Kredyty droższe od 2016 roku

Kto zadłużył się w złotych na mieszkanie w 2012 r., oszczędza co miesiąc średnio 420 zł, w porównaniu z początkową ratą. Długo to już nie potrwa.

Publikacja: 06.05.2015 17:03

Jeszcze miesiąc temu gracze rynkowi spodziewali się podwyżki stóp procentowych na przełomie 2016/17

Jeszcze miesiąc temu gracze rynkowi spodziewali się podwyżki stóp procentowych na przełomie 2016/17 r. Aktualne prognozy wyraźnie przybliżają moment zacieśnienia polityki monetarnej.

Foto: Fotorzepa

Zgodnie z oczekiwaniami ekonomistów Rada Polityki Pieniężnej utrzymała dziś stopy procentowe na niezmienionym poziomie. Tym samym stopa referencyjna pozostała na poziomie najniższym w historii.

- Warto przypomnieć, że przed serią obniżek stóp procentowych, zapoczątkowaną pod koniec 2012 roku, historycznym minimum była podstawowa stopa procentowa na poziomie 3,5 proc. Poziom ten pokonano jednak już w marcu 2013 roku, a od tego czasu kolejne 5 cięć sprowadziło najważniejszą stopę procentową do poziomu 1,5 proc. W sumie, licząc od marca 2013 roku, Rada podjęła już 25 decyzji, z których cieszyć mogą się kredytobiorcy, bo dotyczyły one obniżenia lub przynajmniej utrzymania stóp procentowych na rekordowo niskim poziomie - komentuje Bartosz Turek analityk Lion's Banku.

Ile na ratę

Z wyliczeń Lion's Banku (opartych o dane NBP i ZBP) wynika, że każdy miesiąc, w którym podstawowa stopa procentowa, utrzymywana jest na poziomie 1,5 proc. (a nie 4,75 proc. jak przed obniżkami) oznacza w sumie o około 523 mln zł niższy koszt obsługi kredytów dla osób, które, aby kupić mieszkanie, zaciągnęły dług w złotym.
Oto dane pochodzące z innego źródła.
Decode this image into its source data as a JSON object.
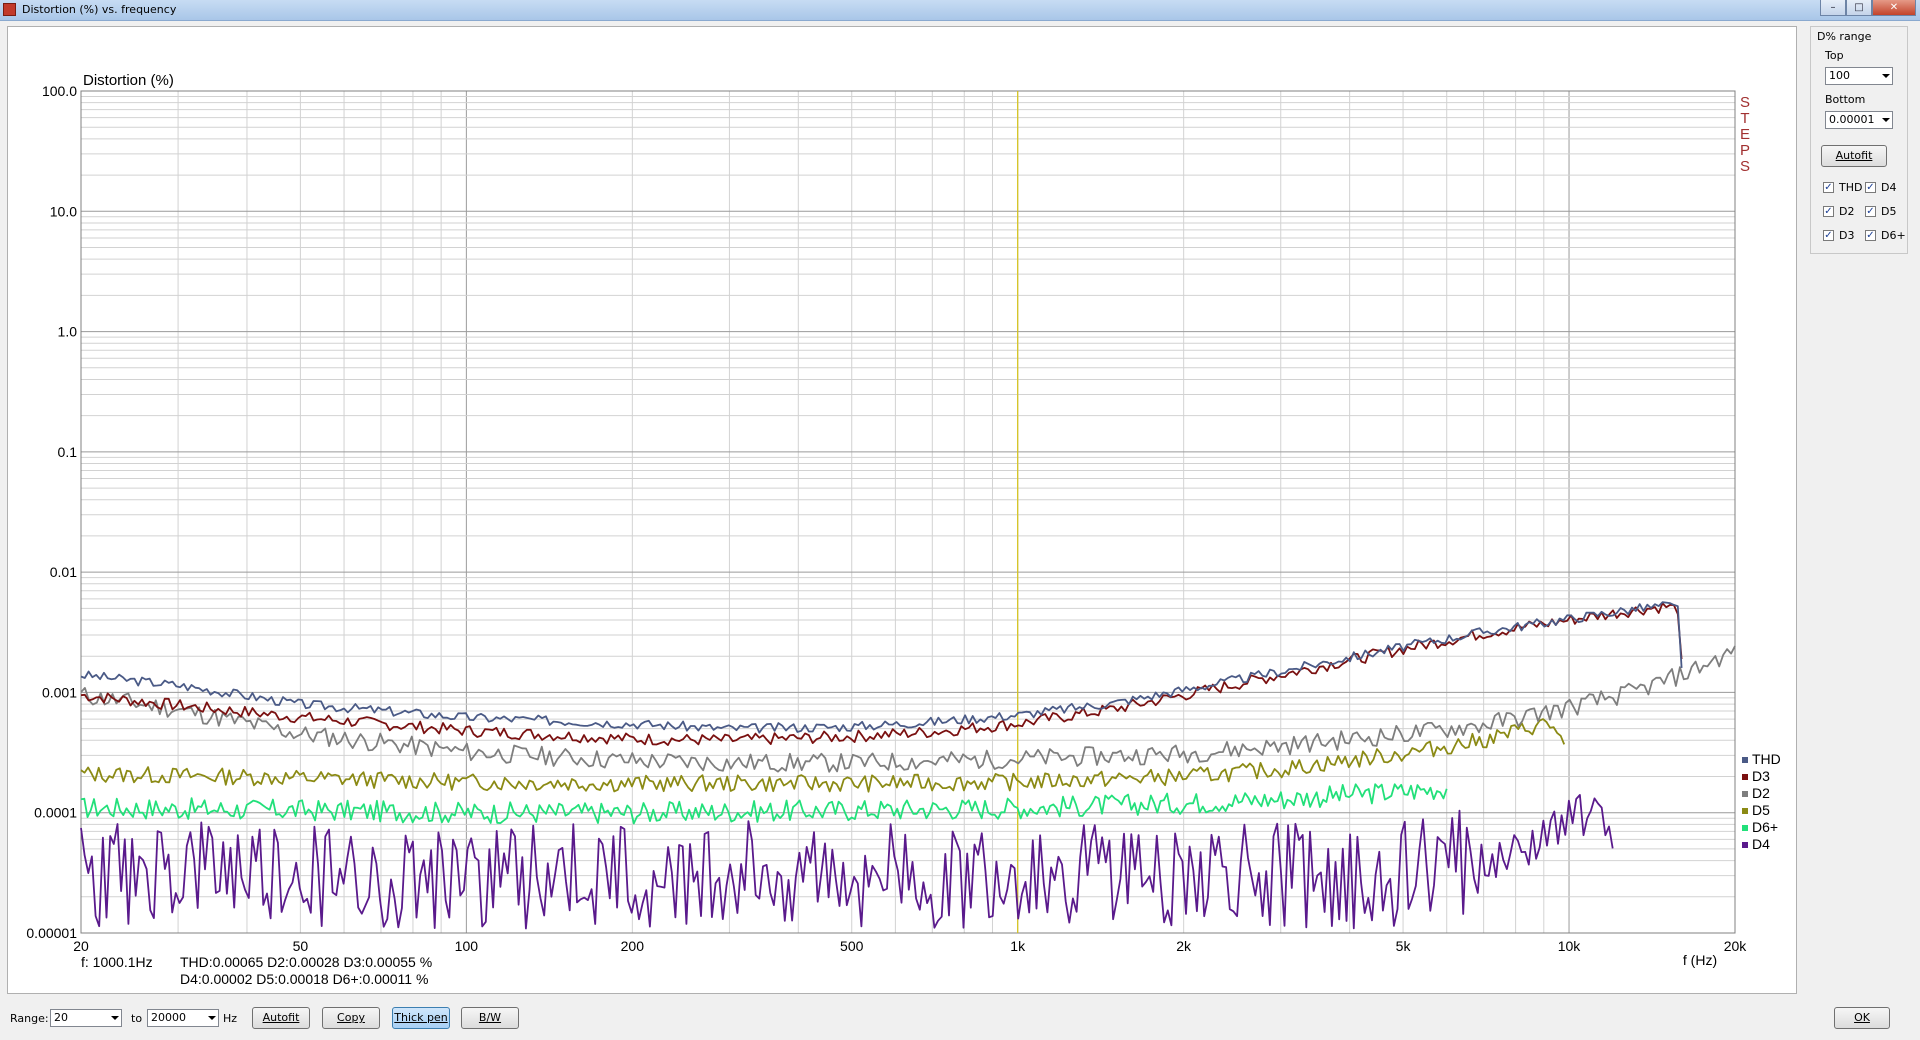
{
  "window": {
    "title": "Distortion (%) vs. frequency"
  },
  "controls": {
    "group_title": "D% range",
    "top_label": "Top",
    "top_value": "100",
    "bottom_label": "Bottom",
    "bottom_value": "0.00001",
    "autofit": "Autofit",
    "checkboxes": [
      {
        "label": "THD",
        "checked": true
      },
      {
        "label": "D4",
        "checked": true
      },
      {
        "label": "D2",
        "checked": true
      },
      {
        "label": "D5",
        "checked": true
      },
      {
        "label": "D3",
        "checked": true
      },
      {
        "label": "D6+",
        "checked": true
      }
    ]
  },
  "bottom_bar": {
    "range_label": "Range:",
    "range_from": "20",
    "to_label": "to",
    "range_to": "20000",
    "unit": "Hz",
    "autofit": "Autofit",
    "copy": "Copy",
    "thick_pen": "Thick pen",
    "bw": "B/W",
    "ok": "OK"
  },
  "readout": {
    "f": "f: 1000.1Hz",
    "line1": "THD:0.00065   D2:0.00028   D3:0.00055 %",
    "line2": "D4:0.00002   D5:0.00018   D6+:0.00011 %"
  },
  "chart_data": {
    "type": "line",
    "title": "",
    "ylabel": "Distortion (%)",
    "xlabel": "f (Hz)",
    "x_scale": "log",
    "y_scale": "log",
    "xlim": [
      20,
      20000
    ],
    "ylim": [
      1e-05,
      100
    ],
    "x_ticks": [
      20,
      50,
      100,
      200,
      500,
      1000,
      2000,
      5000,
      10000,
      20000
    ],
    "x_tick_labels": [
      "20",
      "50",
      "100",
      "200",
      "500",
      "1k",
      "2k",
      "5k",
      "10k",
      "20k"
    ],
    "y_ticks": [
      1e-05,
      0.0001,
      0.001,
      0.01,
      0.1,
      1,
      10,
      100
    ],
    "y_tick_labels": [
      "0.00001",
      "0.0001",
      "0.001",
      "0.01",
      "0.1",
      "1.0",
      "10.0",
      "100.0"
    ],
    "grid": true,
    "cursor_x": 1000,
    "side_text": "STEPS",
    "legend_position": "bottom-right",
    "series": [
      {
        "name": "THD",
        "color": "#4a5a86",
        "x": [
          20,
          30,
          50,
          100,
          200,
          300,
          500,
          700,
          1000,
          1500,
          2000,
          3000,
          5000,
          7000,
          10000,
          13000,
          15000,
          15800,
          16000
        ],
        "y": [
          0.0014,
          0.00115,
          0.0008,
          0.00062,
          0.00055,
          0.0005,
          0.00052,
          0.00057,
          0.00065,
          0.00082,
          0.00105,
          0.0015,
          0.0024,
          0.0032,
          0.0041,
          0.0049,
          0.0053,
          0.005,
          0.0017
        ]
      },
      {
        "name": "D6+",
        "color": "#22e07a",
        "x": [
          20,
          50,
          100,
          200,
          500,
          1000,
          2000,
          3000,
          5000,
          6000
        ],
        "y": [
          0.00011,
          0.000105,
          0.0001,
          0.0001,
          0.000105,
          0.00011,
          0.00012,
          0.00013,
          0.00015,
          0.00016
        ]
      },
      {
        "name": "D5",
        "color": "#8b8a14",
        "x": [
          20,
          50,
          100,
          200,
          500,
          1000,
          2000,
          3000,
          5000,
          7000,
          9000,
          9500,
          9800
        ],
        "y": [
          0.00021,
          0.000195,
          0.00018,
          0.000175,
          0.000175,
          0.00018,
          0.0002,
          0.00023,
          0.00031,
          0.0004,
          0.00055,
          0.0005,
          0.00035
        ]
      },
      {
        "name": "D4",
        "color": "#5a1a8c",
        "x": [
          20,
          100,
          500,
          1000,
          3000,
          5000,
          6000,
          8000,
          10000,
          11000,
          12000
        ],
        "y": [
          2e-05,
          2e-05,
          2e-05,
          2e-05,
          2e-05,
          2e-05,
          2.2e-05,
          4.5e-05,
          9e-05,
          0.0001,
          7e-05
        ]
      },
      {
        "name": "D3",
        "color": "#7a1010",
        "x": [
          20,
          30,
          50,
          100,
          200,
          300,
          500,
          700,
          1000,
          1500,
          2000,
          3000,
          5000,
          7000,
          10000,
          13000,
          15000,
          15800,
          16000
        ],
        "y": [
          0.00095,
          0.00078,
          0.00062,
          0.00048,
          0.00041,
          0.0004,
          0.00043,
          0.00047,
          0.00055,
          0.00073,
          0.00095,
          0.0014,
          0.0023,
          0.0031,
          0.004,
          0.0048,
          0.0052,
          0.0049,
          0.0017
        ]
      },
      {
        "name": "D2",
        "color": "#7e7e7e",
        "x": [
          20,
          30,
          50,
          100,
          200,
          300,
          500,
          1000,
          2000,
          3000,
          5000,
          7000,
          10000,
          13000,
          16000,
          20000
        ],
        "y": [
          0.00095,
          0.00072,
          0.00045,
          0.00032,
          0.00027,
          0.00026,
          0.00026,
          0.00028,
          0.00031,
          0.00036,
          0.00045,
          0.00054,
          0.00075,
          0.001,
          0.0014,
          0.0022
        ]
      }
    ]
  }
}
- Taka kwota co miesiąc zostaje do dyspozycji wszystkich zadłużonych rodzin. W przeciętnym budżecie zadłużonego gospodarstwa domowego oznacza to miesięczną oszczędność rzędu 420 zł, czyli ponad 5 tys. zł rocznie - mówi Bartosz Turek.

Jak to wygląda w przypadku pojedynczego kredytu? Załóżmy, że dług na zakup mieszkania w wysokości 300 tys. zł został zaciągnięty na 30 lat i doszło do tego przed rozpoczęciem przez RPP cyklu obniżek stóp procentowych (np. w sierpniu 2012 r.), kiedy przeciętna marża kredytowa wynosiła 1,5 proc. (dziś jest to już około 1,8 proc.). Wtedy rata modelowego kredytu wynosiła 1918 zł. Do połowy kwietnia br. oprocentowanie długu zmalało niemal o połowę (z około 6,6 proc. niespełna 3,5 proc.), a wraz z nim rata modelowego kredytu zmalała do 1335 zł, a więc aż o 583 zł - wynika z analiz Lion's Banku.
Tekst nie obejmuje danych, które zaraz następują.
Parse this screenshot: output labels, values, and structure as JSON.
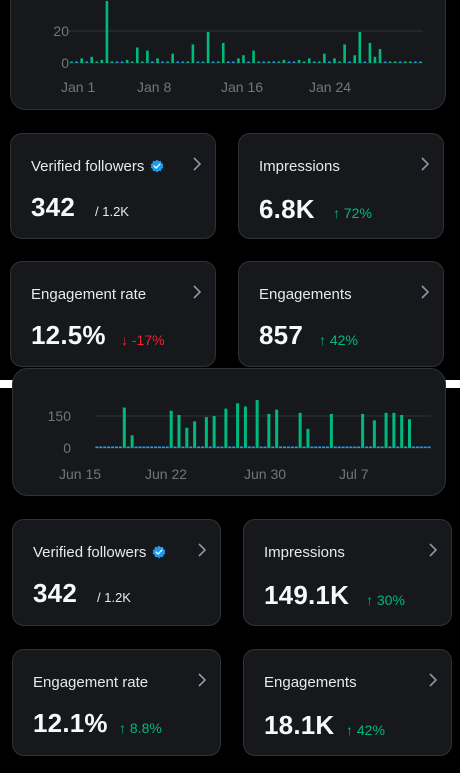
{
  "top": {
    "chart_data": {
      "type": "bar",
      "y_ticks": [
        "20",
        "0"
      ],
      "x_ticks": [
        "Jan 1",
        "Jan 8",
        "Jan 16",
        "Jan 24"
      ],
      "values": [
        1,
        0,
        3,
        0,
        4,
        1,
        2,
        40,
        1,
        0,
        0,
        2,
        1,
        10,
        1,
        8,
        0,
        3,
        0,
        1,
        6,
        0,
        0,
        1,
        12,
        0,
        1,
        20,
        0,
        1,
        13,
        0,
        0,
        3,
        5,
        0,
        8,
        1,
        0,
        1,
        0,
        1,
        2,
        0,
        0,
        2,
        1,
        3,
        0,
        1,
        6,
        0,
        3,
        1,
        12,
        0,
        5,
        20,
        0,
        13,
        4,
        9,
        0,
        1,
        1,
        0,
        1,
        1,
        0,
        1
      ],
      "baseline": 0,
      "bar_color": "#00ba7c"
    },
    "cards": [
      {
        "title": "Verified followers",
        "value": "342",
        "suffix": "/ 1.2K",
        "verified": true
      },
      {
        "title": "Impressions",
        "value": "6.8K",
        "delta": "↑ 72%",
        "trend": "up"
      },
      {
        "title": "Engagement rate",
        "value": "12.5%",
        "delta": "↓ -17%",
        "trend": "down"
      },
      {
        "title": "Engagements",
        "value": "857",
        "delta": "↑ 42%",
        "trend": "up"
      }
    ]
  },
  "bottom": {
    "chart_data": {
      "type": "bar",
      "y_ticks": [
        "150",
        "0"
      ],
      "x_ticks": [
        "Jun 15",
        "Jun 22",
        "Jun 30",
        "Jul 7"
      ],
      "values": [
        0,
        0,
        0,
        0,
        0,
        0,
        0,
        190,
        0,
        60,
        0,
        0,
        0,
        0,
        0,
        0,
        0,
        0,
        0,
        175,
        0,
        155,
        0,
        95,
        0,
        125,
        0,
        0,
        145,
        0,
        150,
        0,
        0,
        185,
        0,
        0,
        210,
        0,
        195,
        0,
        0,
        225,
        0,
        0,
        160,
        0,
        180,
        0,
        0,
        0,
        0,
        0,
        165,
        0,
        90,
        0,
        0,
        0,
        0,
        0,
        160,
        0,
        0,
        0,
        0,
        0,
        0,
        0,
        160,
        0,
        0,
        130,
        0,
        0,
        165,
        0,
        165,
        0,
        155,
        0,
        135,
        0,
        0,
        0,
        0,
        0
      ],
      "baseline": 0,
      "bar_color": "#00ba7c"
    },
    "cards": [
      {
        "title": "Verified followers",
        "value": "342",
        "suffix": "/ 1.2K",
        "verified": true
      },
      {
        "title": "Impressions",
        "value": "149.1K",
        "delta": "↑ 30%",
        "trend": "up"
      },
      {
        "title": "Engagement rate",
        "value": "12.1%",
        "delta": "↑ 8.8%",
        "trend": "up"
      },
      {
        "title": "Engagements",
        "value": "18.1K",
        "delta": "↑ 42%",
        "trend": "up"
      }
    ]
  },
  "icons": {
    "verified": "verified-badge-icon",
    "chevron": "chevron-right-icon"
  }
}
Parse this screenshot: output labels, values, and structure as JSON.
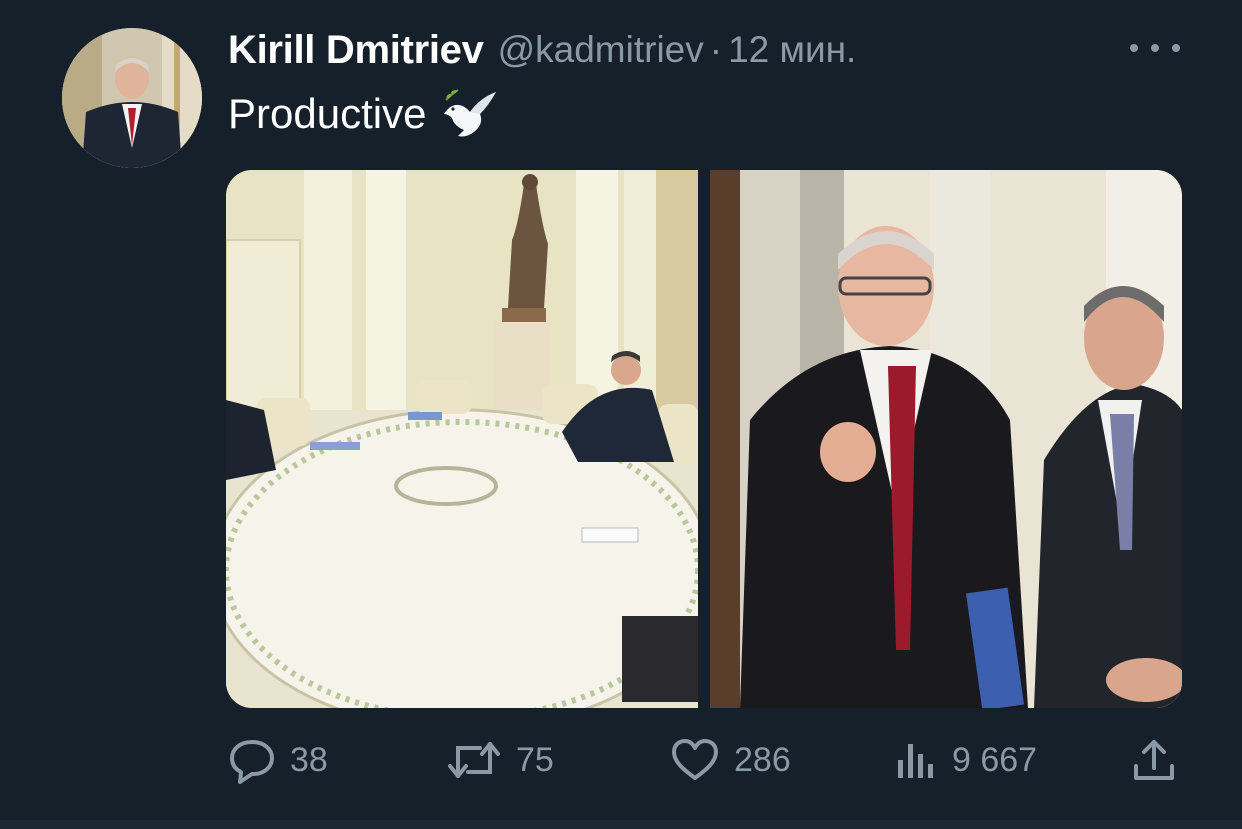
{
  "author": {
    "display_name": "Kirill Dmitriev",
    "handle": "@kadmitriev",
    "separator": "·",
    "timestamp": "12 мин."
  },
  "tweet": {
    "text": "Productive",
    "emoji": "dove-with-olive-branch"
  },
  "media": {
    "count": 2
  },
  "actions": {
    "replies": "38",
    "retweets": "75",
    "likes": "286",
    "views": "9 667"
  },
  "colors": {
    "background": "#15202b",
    "secondary_text": "#8b98a5",
    "primary_text": "#ffffff"
  },
  "icons": [
    "more-icon",
    "reply-icon",
    "retweet-icon",
    "like-icon",
    "views-icon",
    "share-icon"
  ]
}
- Bardziej uniwersalnym wskaźnikiem jest przeliczenie miesięcznej raty na 100 tys. zł pożyczonego kapitału. Taka informacja pozwala potencjalnemu kredytobiorcy łatwo obliczyć, z jaką ratą powinien się liczyć zadłużając się na zakup mieszkania mówi Bartosz Turek. - Pożyczając 200 tysięcy złotych musi bowiem taki wynik pomnożyć razy 2, a pożyczając 450 tysięcy złotych - powinien zastosować mnożnik 4,5. Zadłużając się przed rozpoczęciem przez RPP cyklu obniżek stóp procentowych, trzeba było się liczyć z ratą na poziomie 639,3 zł na każde pożyczone 100 tys. zł na 30 lat. Dziś miesięczna rata takiego długu wynosi 445,2 zł na każde pożyczone 100 tys. zł.

Za rok będzie drożej

Prognozy na najbliższe miesiące sugerują, że nadzieja na dalsze spadki rat może okazać się płonna. Tak przynajmniej wynika z aktualnych notowań kontraktów terminowych na stopę procentową.

- Prognoza jest taka, że WIBOR 3M powinien kosmetycznie rosnąć w ciągu najbliższych 3 kwartałów, a za 15 miesięcy notowany może być na poziomie 1,95 proc. Przewidywania te są o tyle ważne, że składnikiem oprocentowania kredytu mieszkaniowego w Polsce bardzo często jest właśnie WIBOR 3M. W efekcie gdy jest on niższy, raty maleją i odwrotnie - wyjaśnia Bartosz Turek.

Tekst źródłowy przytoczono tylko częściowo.